Model reduction and direct statistical simulation in fluids

Model reduction and direct statistical simulation in fluids

-
Steven Tobias, University of Leeds
Jadwin Hall 407

*Special Colloquium*

Location: 407 Jadwin Hall, PCTS Seminar Room

The development of statistical theory for turbulent flows has often focussed on the homogeneous and isotropic case. In many systems of interest, the underlying fluid is far away from this paradigm beloved by theoreticians. For example, mean flows, rotation, and stratification may play a role in introducing inhomogeneity and anisotropy. In this talk, I shall introduce the concept of Direct Statistical Simulation (DSS) of turbulent flows as one form of model reduction. I shall give examples of its effectiveness in problems such as the generation of zonal flows in planets and the interaction of shear flows and magnetic fields in stably stratified stars. Such a procedure could be useful for subgrid modelling of turbulent flows; however, this method is subject to the "curse of dimensionality" and so methods that are able to reduce the required basis are necessary. Some success has been achieved in "learning the optimal basis" by hand, and it seems as though this method is ripe for advances through machine learning.

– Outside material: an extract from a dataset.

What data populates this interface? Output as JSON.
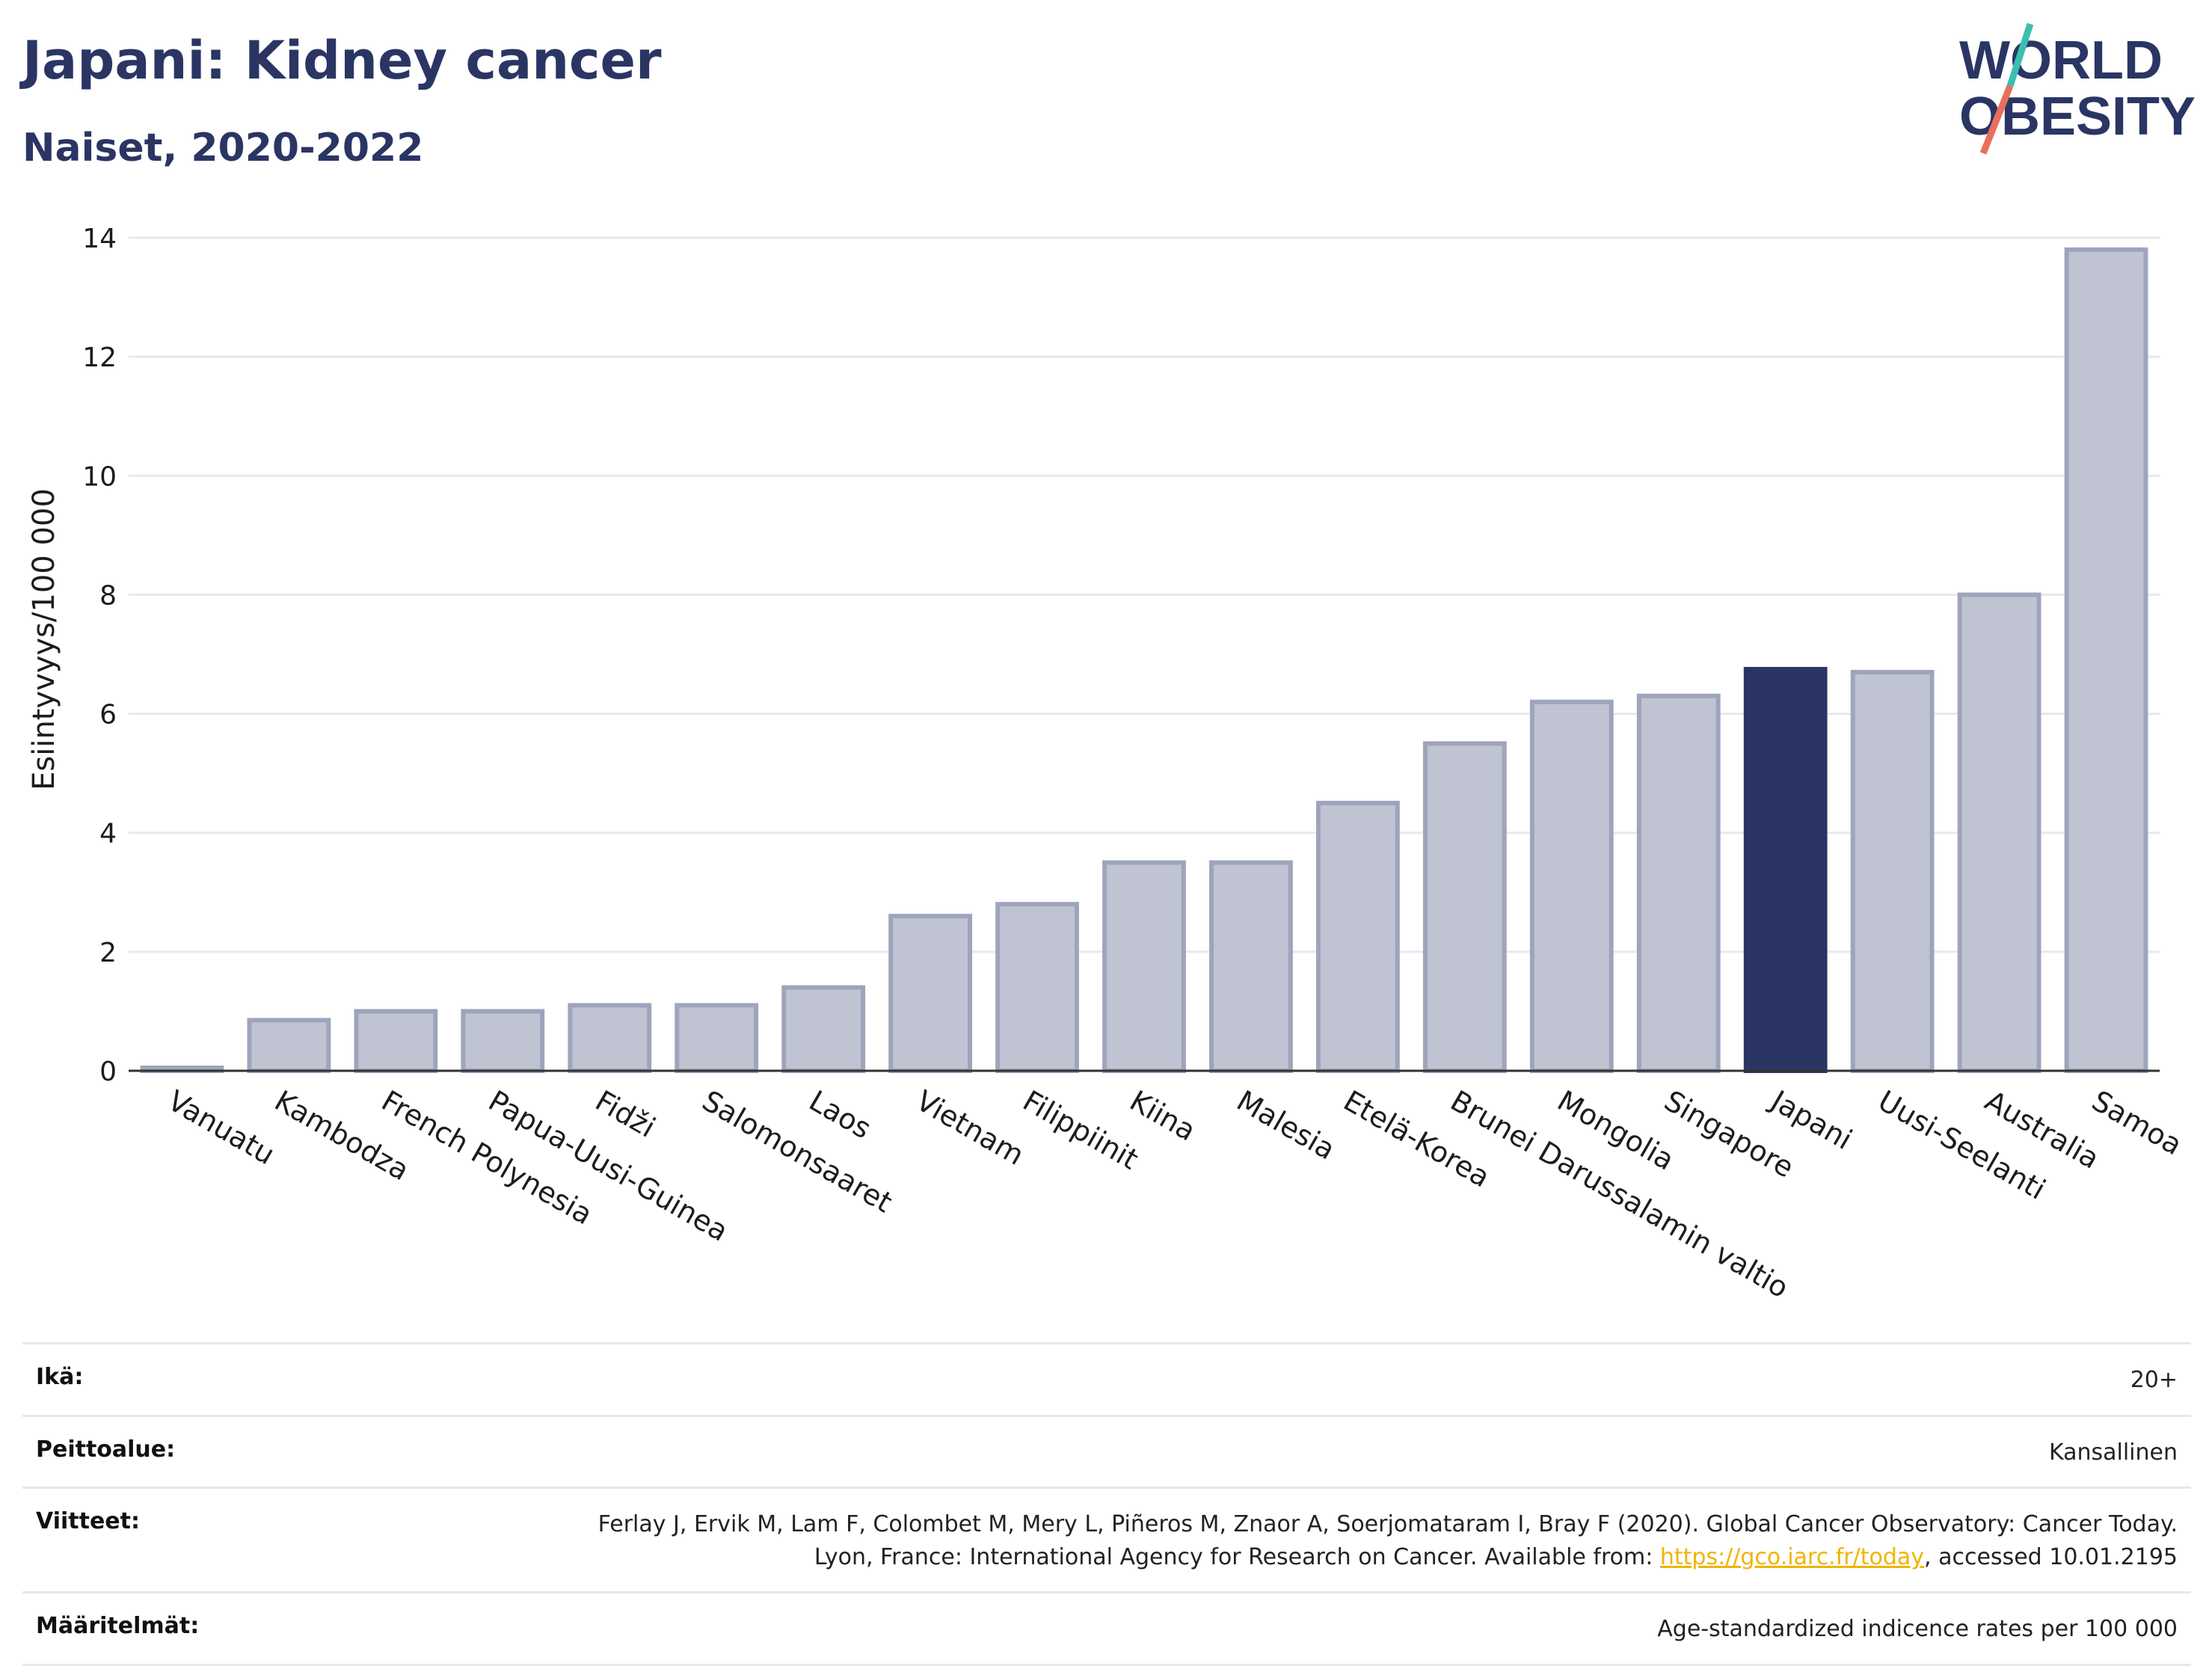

Steven Tobias is a Professor of Applied Mathematics at the University of Leeds. Previous to coming to Leeds he was a Research Fellow in Mathematics at Trinity College Cambridge (1995-2000) and a Research Associate at JILA, University of Colorado (1996-1998).  His Ph.D. (1995) was on "Solar and Stellar Dynamos" at DAMTP, the University of Cambridge under the supervision of Professor Nigel Weiss (FRS).  Tobias is currently Director of The Leeds Institute of Fluid Dynamics.  https://fluids.leeds.ac.uk/  His research covers fluid dynamics with particular emphasis on Geophysical and Astrophysical Fluid Dynamics...from turbulence in the Earth's oceans and atmosphere to the interaction of magnetic fields and plasmas in tokamaks, experiments, planets, stars, and accretion disks.